1. Fitness action counter

  • What to do: Use the camera to count jumping jacks, squats, or lunges.
  • Why it is worth doing: The session already provides pose extraction, pose selection, sliding window, and action counting components for real-time feedback.
  • How to start: Get frame sequences with readCamera, set stride around 15, and verify count latency and accuracy in a single-person view first.

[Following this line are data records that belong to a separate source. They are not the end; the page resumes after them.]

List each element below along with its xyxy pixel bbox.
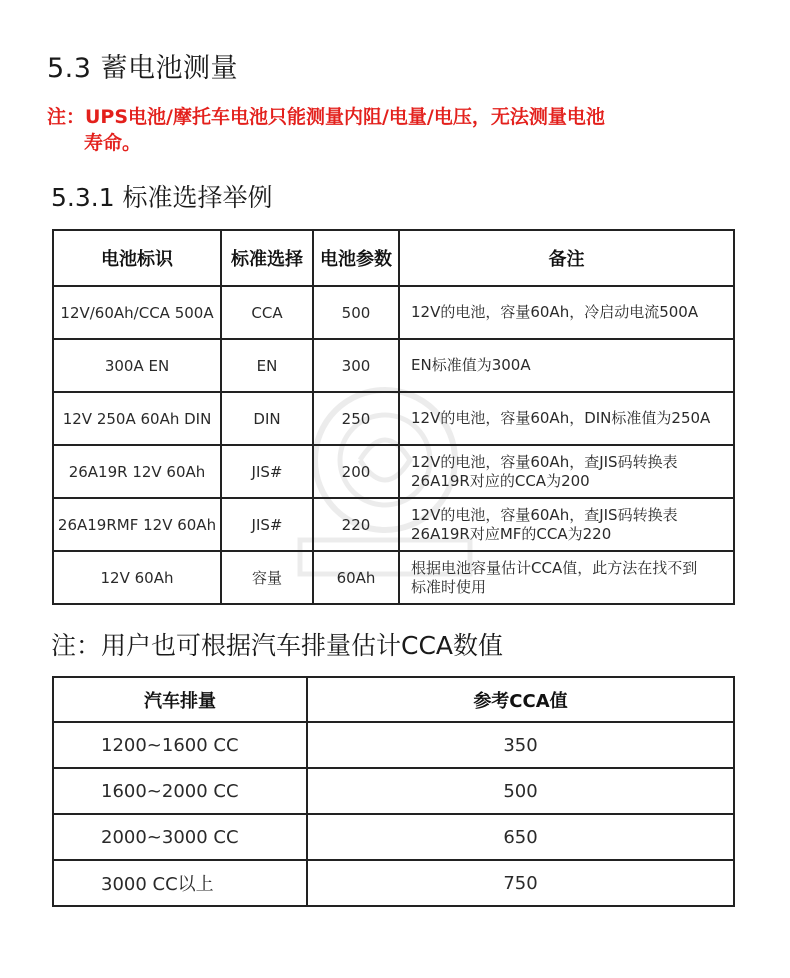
warning-note xyxy=(47,104,747,156)
cell-parameter: 220 xyxy=(313,498,399,551)
header-reference-cca: 参考CCA值 xyxy=(307,677,734,722)
cell-remark xyxy=(399,498,734,551)
cell-remark xyxy=(399,339,734,392)
cell-standard: CCA xyxy=(221,286,313,339)
standard-selection-table xyxy=(52,229,735,605)
header-remark: 备注 xyxy=(399,230,734,286)
table-row xyxy=(53,768,734,814)
table-header-row xyxy=(53,230,734,286)
remark-line-1: EN标准值为300A xyxy=(411,356,531,374)
cell-battery-id: 26A19RMF 12V 60Ah xyxy=(53,498,221,551)
remark-line-1: 12V的电池，容量60Ah，冷启动电流500A xyxy=(411,303,699,321)
table-row xyxy=(53,286,734,339)
cell-parameter: 200 xyxy=(313,445,399,498)
cell-parameter: 250 xyxy=(313,392,399,445)
table-row xyxy=(53,498,734,551)
cell-displacement: 1200~1600 CC xyxy=(53,722,307,768)
cell-displacement: 1600~2000 CC xyxy=(53,768,307,814)
header-standard: 标准选择 xyxy=(221,230,313,286)
cell-cca: 350 xyxy=(307,722,734,768)
displacement-note-title: 注：用户也可根据汽车排量估计CCA数值 xyxy=(51,631,504,660)
cell-standard: DIN xyxy=(221,392,313,445)
cell-battery-id: 12V 250A 60Ah DIN xyxy=(53,392,221,445)
remark-line-1: 12V的电池，容量60Ah，DIN标准值为250A xyxy=(411,409,711,427)
cell-parameter: 500 xyxy=(313,286,399,339)
subsection-title: 5.3.1 标准选择举例 xyxy=(51,183,273,212)
warning-line-2: 寿命。 xyxy=(84,132,142,154)
table-row xyxy=(53,339,734,392)
cell-cca: 750 xyxy=(307,860,734,906)
table-row xyxy=(53,445,734,498)
cell-remark xyxy=(399,445,734,498)
cell-displacement: 3000 CC以上 xyxy=(53,860,307,906)
remark-line-2: 26A19R对应的CCA为200 xyxy=(411,471,590,490)
header-displacement: 汽车排量 xyxy=(53,677,307,722)
cell-remark xyxy=(399,286,734,339)
table-row xyxy=(53,860,734,906)
cell-cca: 500 xyxy=(307,768,734,814)
cell-standard: JIS# xyxy=(221,445,313,498)
remark-line-1: 12V的电池，容量60Ah，查JIS码转换表 xyxy=(411,452,678,471)
cell-battery-id: 300A EN xyxy=(53,339,221,392)
table-row xyxy=(53,814,734,860)
cell-standard: JIS# xyxy=(221,498,313,551)
displacement-cca-table xyxy=(52,676,735,907)
table-row xyxy=(53,722,734,768)
cell-standard: EN xyxy=(221,339,313,392)
header-battery-id: 电池标识 xyxy=(53,230,221,286)
cell-battery-id: 26A19R 12V 60Ah xyxy=(53,445,221,498)
cell-parameter: 60Ah xyxy=(313,551,399,604)
cell-parameter: 300 xyxy=(313,339,399,392)
cell-battery-id: 12V/60Ah/CCA 500A xyxy=(53,286,221,339)
cell-displacement: 2000~3000 CC xyxy=(53,814,307,860)
cell-standard: 容量 xyxy=(221,551,313,604)
table-row xyxy=(53,551,734,604)
remark-line-1: 12V的电池，容量60Ah，查JIS码转换表 xyxy=(411,505,678,524)
cell-remark xyxy=(399,392,734,445)
section-title: 5.3 蓄电池测量 xyxy=(47,53,239,84)
cell-battery-id: 12V 60Ah xyxy=(53,551,221,604)
remark-line-1: 根据电池容量估计CCA值，此方法在找不到 xyxy=(411,558,698,577)
table-header-row xyxy=(53,677,734,722)
cell-cca: 650 xyxy=(307,814,734,860)
header-parameter: 电池参数 xyxy=(313,230,399,286)
remark-line-2: 标准时使用 xyxy=(411,577,487,596)
table-row xyxy=(53,392,734,445)
remark-line-2: 26A19R对应MF的CCA为220 xyxy=(411,524,612,543)
warning-line-1: 注：UPS电池/摩托车电池只能测量内阻/电量/电压，无法测量电池 xyxy=(47,106,605,128)
cell-remark xyxy=(399,551,734,604)
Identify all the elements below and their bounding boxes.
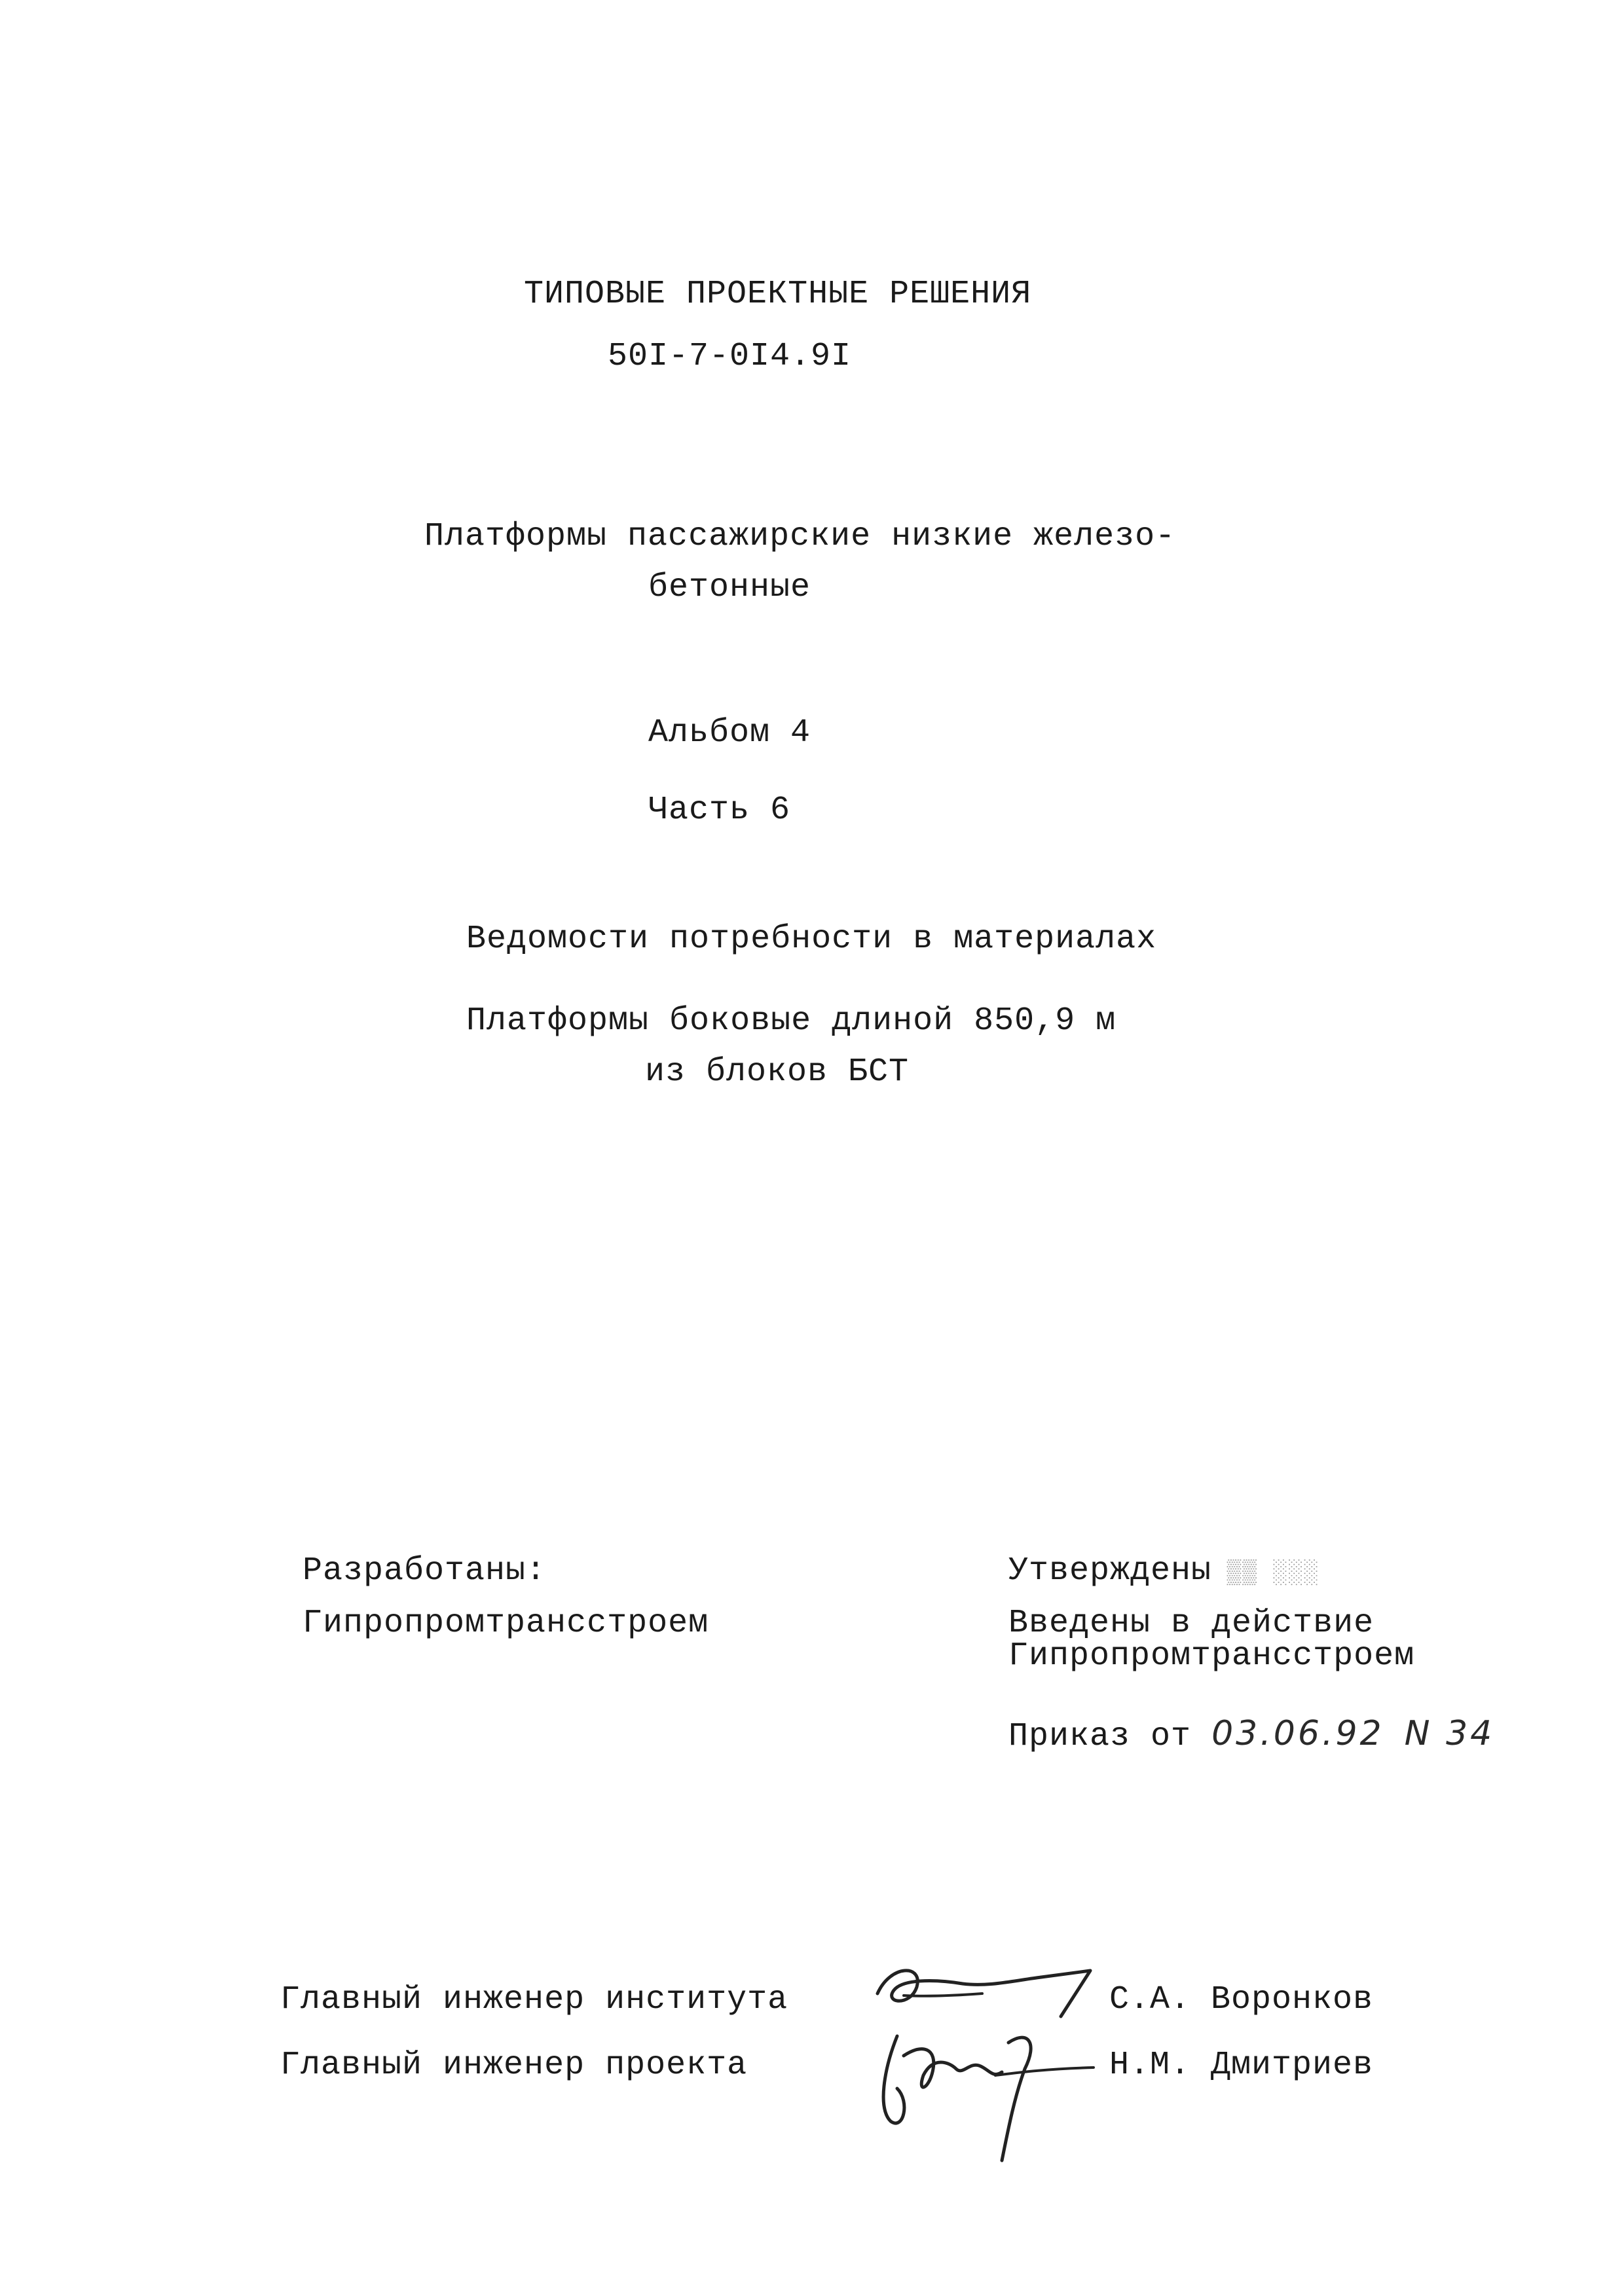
chief-engineer-project-name: Н.М. Дмитриев bbox=[1109, 2047, 1374, 2084]
approved-text: Утверждены bbox=[1008, 1552, 1212, 1590]
chief-engineer-project-title: Главный инженер проекта bbox=[280, 2047, 748, 2084]
developed-label: Разработаны: bbox=[303, 1552, 547, 1590]
approved-org: Гипропромтрансстроем bbox=[1008, 1637, 1415, 1675]
platform-line-2: из блоков БСТ bbox=[645, 1053, 910, 1091]
album-number: Альбом 4 bbox=[648, 714, 811, 752]
order-line bbox=[1008, 1714, 1494, 1757]
chief-engineer-institute-name: С.А. Воронков bbox=[1109, 1981, 1374, 2018]
chief-engineer-institute-title: Главный инженер института bbox=[280, 1981, 788, 2018]
series-heading: ТИПОВЫЕ ПРОЕКТНЫЕ РЕШЕНИЯ bbox=[524, 276, 1032, 313]
order-number: N 34 bbox=[1404, 1714, 1495, 1753]
signature-dmitriev bbox=[871, 2016, 1107, 2167]
title-line-2: бетонные bbox=[648, 569, 811, 606]
document-code: 50I-7-0I4.9I bbox=[608, 338, 852, 375]
platform-line-1: Платформы боковые длиной 850,9 м bbox=[466, 1002, 1116, 1040]
order-label: Приказ от bbox=[1008, 1718, 1192, 1755]
developed-org: Гипропромтрансстроем bbox=[303, 1605, 709, 1642]
part-number: Часть 6 bbox=[648, 792, 791, 829]
approved-label bbox=[1008, 1552, 1320, 1593]
in-force-label: Введены в действие bbox=[1008, 1605, 1375, 1642]
title-line-1: Платформы пассажирские низкие железо- bbox=[424, 518, 1176, 555]
faded-stamp-mark: ▒▒ ░░░ bbox=[1211, 1559, 1320, 1586]
subject-line: Ведомости потребности в материалах bbox=[466, 920, 1157, 958]
order-date: 03.06.92 bbox=[1211, 1714, 1384, 1753]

2. Training video replay analysis tool

  • What to do: Import a training video, automatically count actions per window, and mark time ranges where actions change.
  • Why it is worth doing: Offline video can use 90-frame, stride-90 non-overlapping windows with lower compute pressure than live scenarios.
  • How to start: Read frames with a video reader, then chain HumanBodyPoseExtractor, PoseSelector, SlidingWindowTransformer, and HumanBodyActionCounter.

3. Continuously updatable sound classifier

  • What to do: Train a classifier for ambient sounds, device sounds, or alert tones and keep adding new recordings.
  • Why it is worth doing: preprocess lets old audio features be reused; new data only adds supplemental features.
  • How to start: Extract features with AudioFeaturePrint, cache results, train the classifier; when new data arrives, run feature extraction only on new samples.

4. Low-memory training for large datasets

  • What to do: Train sound classification models on memory-constrained Macs or CI machines.
  • Why it is worth doing: Updatable classifiers support batch model updates without loading all training data at once.
  • How to start: Switch to a fully connected neural network classifier, batch with Swift Algorithms chunks, and call update in a loop.

5. Resumable long-running training jobs

  • What to do: Add early stopping and checkpoints to the training flow to reduce wasted training time.
  • Why it is worth doing: The presenter’s curve reaches 95% after about 10 iterations and plateaus; continuing training yields little benefit.
  • How to start: Compute accuracy on the validation set each round and break at the target threshold; write the model to disk every few rounds.